The Institute of Contemporary Art’s new exhibit “The World as a Stage,” as I wrote in my review this week,
has one terrific piece: London artist and 2004 Turner Prize winner Jeremy Deller’s infrequently seen 2001 video “The Battle of Orgreave," which documents his large-scale re-enactment of an infamous clash during a British miners’ strike. The re-enactment is part community therapy, part exorcism; the resulting video is tense and visceral and heartbreaking.Read the rest here.
It’s also an hour long. I know it’s difficult to devote that much time to a single video in a small uncomfortable museum gallery, but here’s how to do it: bring a pillow, sneak in popcorn, and skip the rest of the show. ...
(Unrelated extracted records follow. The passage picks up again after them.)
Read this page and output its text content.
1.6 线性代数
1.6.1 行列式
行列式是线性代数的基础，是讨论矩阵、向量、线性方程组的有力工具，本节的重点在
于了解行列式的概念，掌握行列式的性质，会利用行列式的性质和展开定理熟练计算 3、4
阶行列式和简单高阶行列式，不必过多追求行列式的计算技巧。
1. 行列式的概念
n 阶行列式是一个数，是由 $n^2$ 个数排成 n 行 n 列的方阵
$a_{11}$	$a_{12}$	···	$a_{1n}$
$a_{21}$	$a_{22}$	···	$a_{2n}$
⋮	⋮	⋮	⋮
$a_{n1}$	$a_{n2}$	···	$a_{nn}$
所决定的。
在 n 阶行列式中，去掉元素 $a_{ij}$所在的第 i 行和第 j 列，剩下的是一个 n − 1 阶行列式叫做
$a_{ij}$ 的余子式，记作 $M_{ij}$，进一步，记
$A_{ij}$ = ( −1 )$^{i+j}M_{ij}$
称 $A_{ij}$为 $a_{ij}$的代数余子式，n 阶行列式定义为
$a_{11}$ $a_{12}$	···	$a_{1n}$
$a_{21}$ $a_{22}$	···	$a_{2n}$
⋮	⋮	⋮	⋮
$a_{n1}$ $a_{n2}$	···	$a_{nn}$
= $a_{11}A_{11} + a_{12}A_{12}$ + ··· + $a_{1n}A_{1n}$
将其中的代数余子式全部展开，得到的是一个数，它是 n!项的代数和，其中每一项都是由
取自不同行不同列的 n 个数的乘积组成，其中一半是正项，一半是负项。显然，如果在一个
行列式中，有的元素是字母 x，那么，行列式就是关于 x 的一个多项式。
Several thousand striking miners showed up at Orgreave in South Yorkshire one June day in 1984 to stop trucks from bringing coal from a processing plant there to steel factories. Thousands of police officers came to stop the miners. It turned into a brawl. The miners were routed; eventually they lost the strike, as well. The mines closed, and that devastated many of the communities around them. Watching the re-enactment with knowledge of the outcome, it’s still hard not to hope that the miners will win, that somehow history can be rerouted, that it all might go better for them this time around.
“The World as a Stage,” Institute of Contemporary Art, 100 Northern Ave., Boston, Feb. 1 to April 27, 2008.
I went to a symposium at MassMoca on their history show, Ahistoric Occassion. This video was in the show and Jeremy was on the panel. Fascinating.